Middle Ranking Universities Use Sneaky Tactics

Middle Ranking Universities Use Sneaky Tactics

Middle-ranking universities have revealed this week that top students could be offered cash incentives—in a reduction in fees—to try and bring in more students due to predictions that less students will apply as a result of higher fees. A-level students with grades of AAB or higher could be sought after at these universities, damaging hopes that less well-off students will afford to go.

 

This is one of several negative outcomes of an incentive for top students. In 2009/10, around 56,000 students gained grades of AAB or higher. The government believes that this will increase in 2011/12 to around 65,000.

 

Approximately two thirds of students with these top grades attended private school, with parents that could afford higher tuition costs.
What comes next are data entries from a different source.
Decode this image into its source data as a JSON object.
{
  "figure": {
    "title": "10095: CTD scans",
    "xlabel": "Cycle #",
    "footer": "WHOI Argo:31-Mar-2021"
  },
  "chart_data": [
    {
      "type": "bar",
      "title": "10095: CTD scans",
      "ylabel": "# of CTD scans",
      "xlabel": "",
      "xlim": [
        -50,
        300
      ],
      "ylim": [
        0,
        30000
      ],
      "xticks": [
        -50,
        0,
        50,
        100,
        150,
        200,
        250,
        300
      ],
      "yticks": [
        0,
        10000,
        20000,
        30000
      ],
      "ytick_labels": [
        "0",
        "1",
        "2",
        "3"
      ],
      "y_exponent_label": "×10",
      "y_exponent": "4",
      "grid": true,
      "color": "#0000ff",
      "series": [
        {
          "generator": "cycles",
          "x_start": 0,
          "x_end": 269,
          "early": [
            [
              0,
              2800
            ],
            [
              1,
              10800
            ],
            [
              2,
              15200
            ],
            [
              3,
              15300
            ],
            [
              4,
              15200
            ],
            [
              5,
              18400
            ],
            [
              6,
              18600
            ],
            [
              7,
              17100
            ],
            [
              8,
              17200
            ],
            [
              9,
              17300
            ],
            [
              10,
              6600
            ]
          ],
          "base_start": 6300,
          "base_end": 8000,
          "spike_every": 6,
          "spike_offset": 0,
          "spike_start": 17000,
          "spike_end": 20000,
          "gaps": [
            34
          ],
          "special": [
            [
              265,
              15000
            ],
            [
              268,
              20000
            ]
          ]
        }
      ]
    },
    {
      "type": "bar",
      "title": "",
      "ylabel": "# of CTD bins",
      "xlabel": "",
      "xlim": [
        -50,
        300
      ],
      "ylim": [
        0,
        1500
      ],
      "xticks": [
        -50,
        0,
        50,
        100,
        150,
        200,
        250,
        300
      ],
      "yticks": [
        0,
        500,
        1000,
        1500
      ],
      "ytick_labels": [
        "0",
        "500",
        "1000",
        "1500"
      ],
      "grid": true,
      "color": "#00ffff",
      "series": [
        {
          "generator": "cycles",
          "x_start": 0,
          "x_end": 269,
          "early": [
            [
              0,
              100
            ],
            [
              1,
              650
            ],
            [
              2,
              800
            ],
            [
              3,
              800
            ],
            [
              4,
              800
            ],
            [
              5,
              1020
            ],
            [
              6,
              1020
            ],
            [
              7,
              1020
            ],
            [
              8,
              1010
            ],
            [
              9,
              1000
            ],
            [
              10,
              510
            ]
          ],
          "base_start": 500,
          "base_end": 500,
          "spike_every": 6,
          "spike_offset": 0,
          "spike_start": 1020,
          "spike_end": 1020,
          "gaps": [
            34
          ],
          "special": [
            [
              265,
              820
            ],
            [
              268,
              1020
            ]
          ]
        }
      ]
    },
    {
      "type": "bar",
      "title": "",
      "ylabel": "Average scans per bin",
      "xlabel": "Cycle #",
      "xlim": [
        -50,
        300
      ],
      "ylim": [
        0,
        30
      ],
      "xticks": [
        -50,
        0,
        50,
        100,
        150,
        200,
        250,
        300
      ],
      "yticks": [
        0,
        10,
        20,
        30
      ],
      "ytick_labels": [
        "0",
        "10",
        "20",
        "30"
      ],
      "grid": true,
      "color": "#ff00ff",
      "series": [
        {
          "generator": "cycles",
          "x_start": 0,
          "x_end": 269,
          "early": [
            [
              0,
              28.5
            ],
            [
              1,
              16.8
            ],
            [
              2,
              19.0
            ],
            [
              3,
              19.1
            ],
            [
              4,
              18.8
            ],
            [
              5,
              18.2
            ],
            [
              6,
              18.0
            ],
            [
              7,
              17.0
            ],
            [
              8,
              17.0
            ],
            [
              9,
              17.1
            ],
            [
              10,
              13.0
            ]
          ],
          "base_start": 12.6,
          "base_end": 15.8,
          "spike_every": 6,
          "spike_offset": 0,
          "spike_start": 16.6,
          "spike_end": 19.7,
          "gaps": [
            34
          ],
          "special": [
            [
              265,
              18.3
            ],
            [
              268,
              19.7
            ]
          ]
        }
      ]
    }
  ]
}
This proposition can be good for those with good grades who otherwise may not have been able to afford to go to university; however, other, more affluent students may take advantage of the reduction in loans.

 

This also could benefit universities by increasing these middle-ranking universities status in the league tables. A rise in status could provide competition for those at the top of the tables, but should be based on merit rather than sneaky tactics.

 

Ultimately, both universities and students will not benefit from these schemes. If universities that offer cash incentives do not have a great reputation, their CVs may not have the added boost they otherwise would have had when applying for jobs after graduation.

 

Another worrying factor that will be less beneficial is that gimmicks from universities will lead to a lack of faith in the entire university system. If the status of the university does not matter, what will be the point of exams and league tables? Cash incentives will reduce the reputation of a degree and will transfer the social division seen in private versus state schools to another level in higher education.

 

Elite universities know that students will pay for the quality of education that they provide, even if it is at a price of £9,000 a year. The overall debt is not more than a small mortgage would be, and student loans are paid back directly through payment systems. Instead of these cash incentives, universities and the government should focus on helping those from more low-income backgrounds have the opportunity to to university—an opportunity that they may not otherwise have had.